How about the caller? What was their experience like? No call-waiting to ensure that each call would be answered. No answering machines or voicemail. No “for English press 1.” You got busy signals! If the phone kept ringing you didn’t have to wonder if someone saw your number on caller ID and said “no way”– you knew they weren’t home (or they were on the can–no one had phones in the bathroom then!)

Now? Well, There Ain’t No Such Thing As A Free Lunch. That unlimited ability to connect at any time has become an OBLIGATION to be connected. Right NOW. Always. Cell phone as priority 1. You’ve seen it; heck, you’ve DONE it. You’re having a conversation with someone, right there in front of you, someone you can literally reach out and touch–you know, with your hand. Their cell phone rings or buzzes or sings and without any conscious thought out comes the phone and they answer it. Or they tap out a text. Right in front of you, mid-sentence. Heck, in the middle of a hug you can feel them reaching for it. Even call-waiting…as much as my Dad bemoans the loss of the courtesies of a bygone era he still clicks me out, puts me on hold, because “someone’s on the other line!” And I am supposed to get excited about a new phone that will make all of this EASIER?!

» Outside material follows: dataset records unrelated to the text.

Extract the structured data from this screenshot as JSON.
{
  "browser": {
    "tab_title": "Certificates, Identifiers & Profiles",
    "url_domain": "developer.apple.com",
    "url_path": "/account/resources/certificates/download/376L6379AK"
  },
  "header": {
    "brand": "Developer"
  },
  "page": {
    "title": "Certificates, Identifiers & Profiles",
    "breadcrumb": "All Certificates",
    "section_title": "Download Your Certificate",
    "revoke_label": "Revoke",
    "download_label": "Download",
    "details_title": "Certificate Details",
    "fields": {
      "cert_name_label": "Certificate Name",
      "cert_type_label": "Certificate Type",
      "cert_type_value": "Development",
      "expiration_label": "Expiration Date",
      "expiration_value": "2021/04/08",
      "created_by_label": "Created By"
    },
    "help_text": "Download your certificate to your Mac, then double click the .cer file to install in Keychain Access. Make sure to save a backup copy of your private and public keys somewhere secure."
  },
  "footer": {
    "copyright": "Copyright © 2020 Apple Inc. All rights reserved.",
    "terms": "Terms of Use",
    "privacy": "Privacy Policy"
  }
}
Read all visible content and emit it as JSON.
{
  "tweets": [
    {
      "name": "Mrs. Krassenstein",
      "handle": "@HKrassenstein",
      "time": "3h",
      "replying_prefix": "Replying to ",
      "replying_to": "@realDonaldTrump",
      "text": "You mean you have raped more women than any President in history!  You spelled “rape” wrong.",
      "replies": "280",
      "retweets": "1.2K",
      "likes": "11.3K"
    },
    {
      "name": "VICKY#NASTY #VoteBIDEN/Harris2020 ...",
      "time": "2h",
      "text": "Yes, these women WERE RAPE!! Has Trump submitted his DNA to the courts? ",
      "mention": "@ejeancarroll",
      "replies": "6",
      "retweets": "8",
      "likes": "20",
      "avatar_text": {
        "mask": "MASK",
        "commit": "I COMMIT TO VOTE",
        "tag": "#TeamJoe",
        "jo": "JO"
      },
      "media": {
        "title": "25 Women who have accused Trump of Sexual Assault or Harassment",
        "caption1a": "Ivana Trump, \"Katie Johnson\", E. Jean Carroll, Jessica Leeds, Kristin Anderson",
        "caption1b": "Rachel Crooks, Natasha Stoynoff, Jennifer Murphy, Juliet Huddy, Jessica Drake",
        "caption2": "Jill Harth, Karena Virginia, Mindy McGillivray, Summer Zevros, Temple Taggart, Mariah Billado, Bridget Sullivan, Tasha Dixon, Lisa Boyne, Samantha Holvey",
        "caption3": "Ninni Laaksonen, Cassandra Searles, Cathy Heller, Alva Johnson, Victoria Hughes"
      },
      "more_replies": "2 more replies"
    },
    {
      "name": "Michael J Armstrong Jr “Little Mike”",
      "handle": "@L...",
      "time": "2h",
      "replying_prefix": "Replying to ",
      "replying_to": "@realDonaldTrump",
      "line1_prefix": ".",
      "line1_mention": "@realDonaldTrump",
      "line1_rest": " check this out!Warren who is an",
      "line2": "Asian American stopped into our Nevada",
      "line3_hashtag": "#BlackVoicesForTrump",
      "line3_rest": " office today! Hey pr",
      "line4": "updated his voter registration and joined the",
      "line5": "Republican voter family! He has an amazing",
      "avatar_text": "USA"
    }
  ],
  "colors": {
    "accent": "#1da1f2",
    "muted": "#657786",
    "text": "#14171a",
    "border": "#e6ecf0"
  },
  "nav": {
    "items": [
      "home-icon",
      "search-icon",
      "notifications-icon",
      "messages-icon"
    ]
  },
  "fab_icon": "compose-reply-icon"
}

I propose that there is a Fourth Law of Thermodynamics: SPACE is conserved, just like energy. The space that has been removed between each end of a cellphone/technology-driven connection is not destroyed, it is simply placed between the two physical bodies in the interrupted personal connection. Whether it’s a call, a text, or a tweet, the cellphone is the elephant in the room, the elephant right between two people who are close enough to one another to shake hands.

Connected? Sure we are. But we were pretty connected in days gone by, just in a different way. We lived with our parents. Our grandparents lived upstairs. Our aunts and our uncles lived with our cousins around the corner or on the other end of town. The coolest connection was two cans attached by a string stretched between your bedroom window and your best friend’s window next door. The elephant in the room was some family story that everyone already knew that was so trivial that even USA Today would bury it on page 12.

So, what to do? How do we utilize all of this new stuff in order to INCREASE our contacts and connections without increasing the distance between us when we are together in the same room? I think  I will become an elephant tamer. I’ll start with my own elephant because I am just as guilty as most others, and I think I might start by buying a smaller elephant, a new cellphone that does mostly nothing but make phone calls. I’ll help those in my charge (the White progeny) by pointing out the choices that they are making, the message they are sending when they choose the elephant over that someone right there. I’ll continue to make people uncomfortable in my office when they answer the elephant during an exam (people actually do that–answer the phone when I’m in the middle of examining them!). Heck, I’ll probably tease them when they twitch, that visible effort necessary to stop themselves from answering that silly ringtone they bought for 5 bucks–I think of that as petting your elephant when you can’t talk to it.

Heck, I might even start leaving MY elephant at home. Hmm…just thinking about that makes me  feel a little lighter.